Именно такой художник требовался Игорьку для выполнения Мартириева приказа: ведь если он мог заставить поверить в то, чего не может быть, насколько легче ему убедить всех в том, что, возможно, даже и было… Кликнули клич по городам и весям, но никто никогда нигде ничего не слышал о талантливом и самобытном Облачкине. А между тем художников в «Ветерке» было ноль. Татуировки кололи по старым трафаретам: «Дедушка Калинин, век меня мотать, отпусти на волю, не буду воровать», а кто такой Калинин – не знали. Петь в «Ветерке» тоже толком не могли, но хор Игорёк сбил и петь заставил. «У меня и медведь запоет», – повторял он, потирая костяшки пальцев. Но рисовать медведя не научишь, сколько косолапого не бей. Храм стоял не расписанный, иконостас представлял собой набор прикнопленных к фанере типографских икон. «Молись, и художник появится», – приказывал о. Мартирий. Молиться Игорьку было некогда, он весь растворялся в хозяйственной деятельности, к тому же было кому вместо него молиться.
Молились, и художник появился! Фальшивомонетчик по фамилии Рубель. Говорили, что нарисованные им доллары никто не мог отличить от настоящих и, если бы не родной брат, решивший отбить у него его девчонку, он сейчас блаженствовал бы с ней где-нибудь на Канарах. Но расписывать храм Рубель отказался, объяснив это тем, что в бога не верит и верить не собирается. Игорёк бить не стал – дал послушать крики оглашенных. Рубель послушал и подкорректировал позицию:
– Расписывать буду, а верить нет.
– Это пожалуйста, – пожал плечами Игорёк. – В этом деле даже на зоне – свобода.
Рубель начал с потолка… В небесных высях преобладал зеленый цвет, а Господь Саваоф кисти Рубеля здорово смахивал на америкоса с пятидесятидолларовой купюры. Все это вызывало досаду, но художник был один, и Игорёк обращался с ним бережно. Терпеливо увещевая, староста храма убедил художника прибавить к зелени золота, а Вседержителю пририсовать бороду. Взглянув на потолок, монахи поморщились, но не сказали ни слова. Кажется, это задело творческое «я» художника. Следующим заказом стала большая, в рост, икона Благоразумного разбойника. Образца у монахов не оказалось, и о. Мардарий описал ее своими словами:
– Он стоит-нат, на фоне райских кущей-нат, с большим крестом в руках-нат. Голый-нат.

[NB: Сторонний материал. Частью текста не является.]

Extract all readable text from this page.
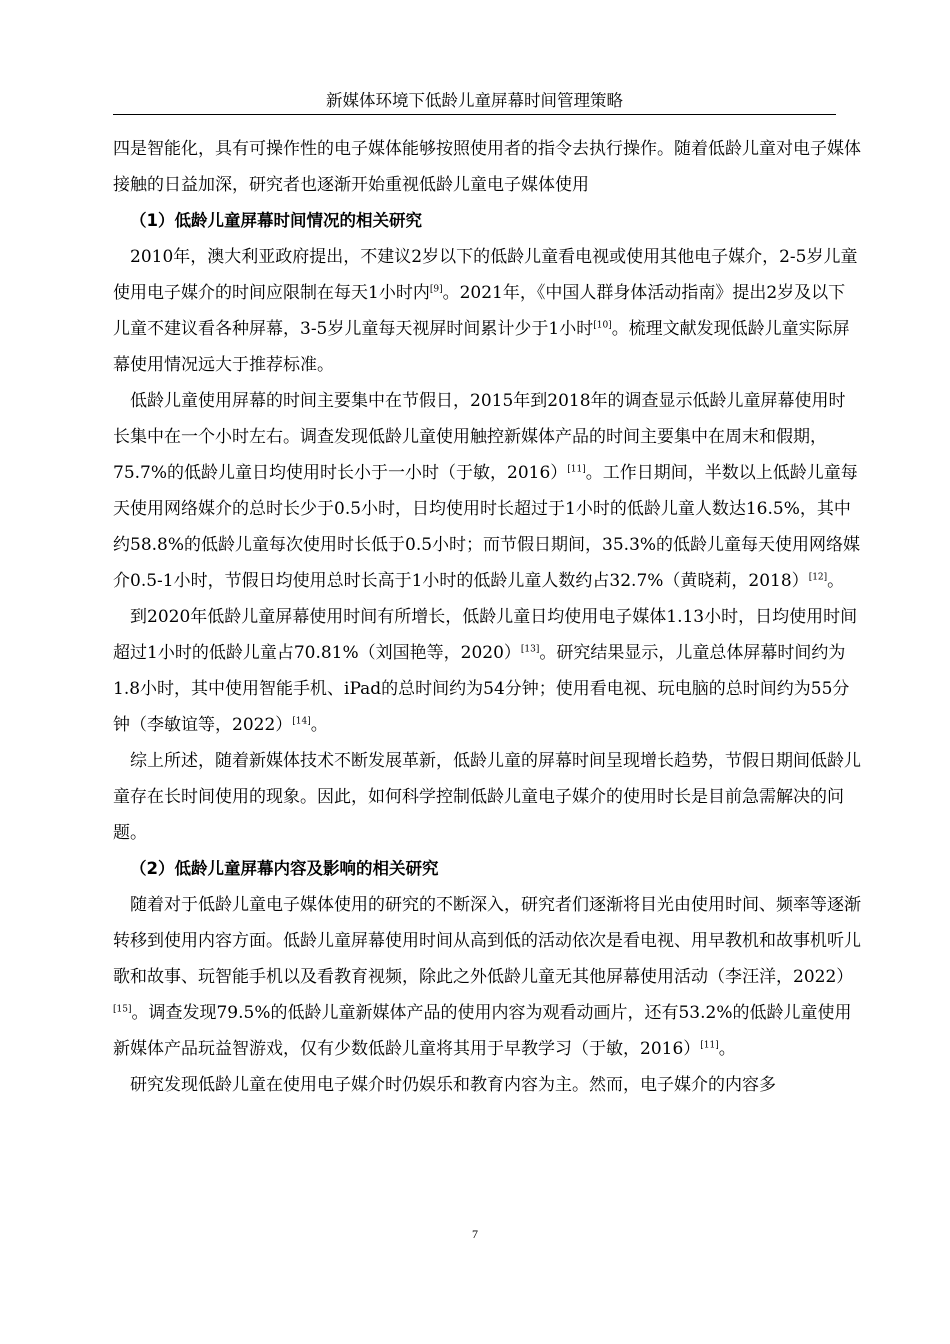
新媒体环境下低龄儿童屏幕时间管理策略

四是智能化，具有可操作性的电子媒体能够按照使用者的指令去执行操作。随着低龄儿童对电子媒体接触的日益加深，研究者也逐渐开始重视低龄儿童电子媒体使用

（1）低龄儿童屏幕时间情况的相关研究

2010年，澳大利亚政府提出，不建议2岁以下的低龄儿童看电视或使用其他电子媒介，2-5岁儿童使用电子媒介的时间应限制在每天1小时内[9]。2021年，《中国人群身体活动指南》提出2岁及以下儿童不建议看各种屏幕，3-5岁儿童每天视屏时间累计少于1小时[10]。梳理文献发现低龄儿童实际屏幕使用情况远大于推荐标准。

低龄儿童使用屏幕的时间主要集中在节假日，2015年到2018年的调查显示低龄儿童屏幕使用时长集中在一个小时左右。调查发现低龄儿童使用触控新媒体产品的时间主要集中在周末和假期，75.7%的低龄儿童日均使用时长小于一小时（于敏，2016）[11]。工作日期间，半数以上低龄儿童每天使用网络媒介的总时长少于0.5小时，日均使用时长超过于1小时的低龄儿童人数达16.5%，其中约58.8%的低龄儿童每次使用时长低于0.5小时；而节假日期间，35.3%的低龄儿童每天使用网络媒介0.5-1小时，节假日均使用总时长高于1小时的低龄儿童人数约占32.7%（黄晓莉，2018）[12]。

到2020年低龄儿童屏幕使用时间有所增长，低龄儿童日均使用电子媒体1.13小时，日均使用时间超过1小时的低龄儿童占70.81%（刘国艳等，2020）[13]。研究结果显示，儿童总体屏幕时间约为1.8小时，其中使用智能手机、iPad的总时间约为54分钟；使用看电视、玩电脑的总时间约为55分钟（李敏谊等，2022）[14]。

综上所述，随着新媒体技术不断发展革新，低龄儿童的屏幕时间呈现增长趋势，节假日期间低龄儿童存在长时间使用的现象。因此，如何科学控制低龄儿童电子媒介的使用时长是目前急需解决的问题。

（2）低龄儿童屏幕内容及影响的相关研究

随着对于低龄儿童电子媒体使用的研究的不断深入，研究者们逐渐将目光由使用时间、频率等逐渐转移到使用内容方面。低龄儿童屏幕使用时间从高到低的活动依次是看电视、用早教机和故事机听儿歌和故事、玩智能手机以及看教育视频，除此之外低龄儿童无其他屏幕使用活动（李汪洋，2022）[15]。调查发现79.5%的低龄儿童新媒体产品的使用内容为观看动画片，还有53.2%的低龄儿童使用新媒体产品玩益智游戏，仅有少数低龄儿童将其用于早教学习（于敏，2016）[11]。

研究发现低龄儿童在使用电子媒介时仍娱乐和教育内容为主。然而，电子媒介的内容多

7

– Голый? – не поверил Игорёк.
– В набедренной повязке-нат, – уточнил о. Мардарий.
Отец же Мартирий предложил образное решение:
– Он еще на кресте, но уже в раю. Понятно?
– Понятно, – неожиданно легко согласился Рубель.
Когда монахи уехали, художник выразил заказчику опасения, что, если он будет работать по представлению, у него ничего не получится, и высказал потребность в модели, которая бы ему позировала.
– Ищи, – сказал Игорёк. – Только в «очко» не лезь. – Очком в «Ветерке» называли 21-й отряд.
– Может, объявим конкурс? – вдохновляясь на глазах, предложил Рубель.
Конкурс объявили, и на следующий день к расположившейся в Подсобке мастерской художника выстроилась очередь. Зэки оказались народом тщеславным, очень многим в «Ветерке» хотелось, чтобы на него молились. Давали художнику взятки – пряниками, чаем, сигаретами. Рубель все это брал, ел, пил, по особому разрешению Игорька курил, так как не мог без сигареты, как он выражался, осуществлять творческий акт. При этом гнал от себя соискателей образа Благоразумного разбойника, после каждого третьего мотая головой и объясняя:
– Они, может, и на кресте, но точно не в раю.
Промучившись с неделю, Рубель посмотрел на Игорька, как будто увидел его впервые, и воскликнул:
– Я понял – это ты!
Игорёк сделал вид, что удивился, хотя с самого начала был уверен в таком исходе. Данный ход Рубеля вызвал у Игорька восхищение, но одновременно и опасение за свое будущее на посту старосты церкви – в зоне появился человек, который мыслил и действовал на уровне, на котором мыслил и действовал он сам. Успокаивало только то, что Рубель не верит, – невозможно было представить, чтобы неверующий стал старостой церкви. Но ход его мыслей поражал. «Понравится монахам икона – вознесут тебя, не понравится – разнесут меня», – думал Игорёк, вглядываясь в мелкие невыразительные черты лица художника.
– А ты случайно не еврей? – растерянно спросил Игорёк.
– Показать? – решительно предложил Рубель.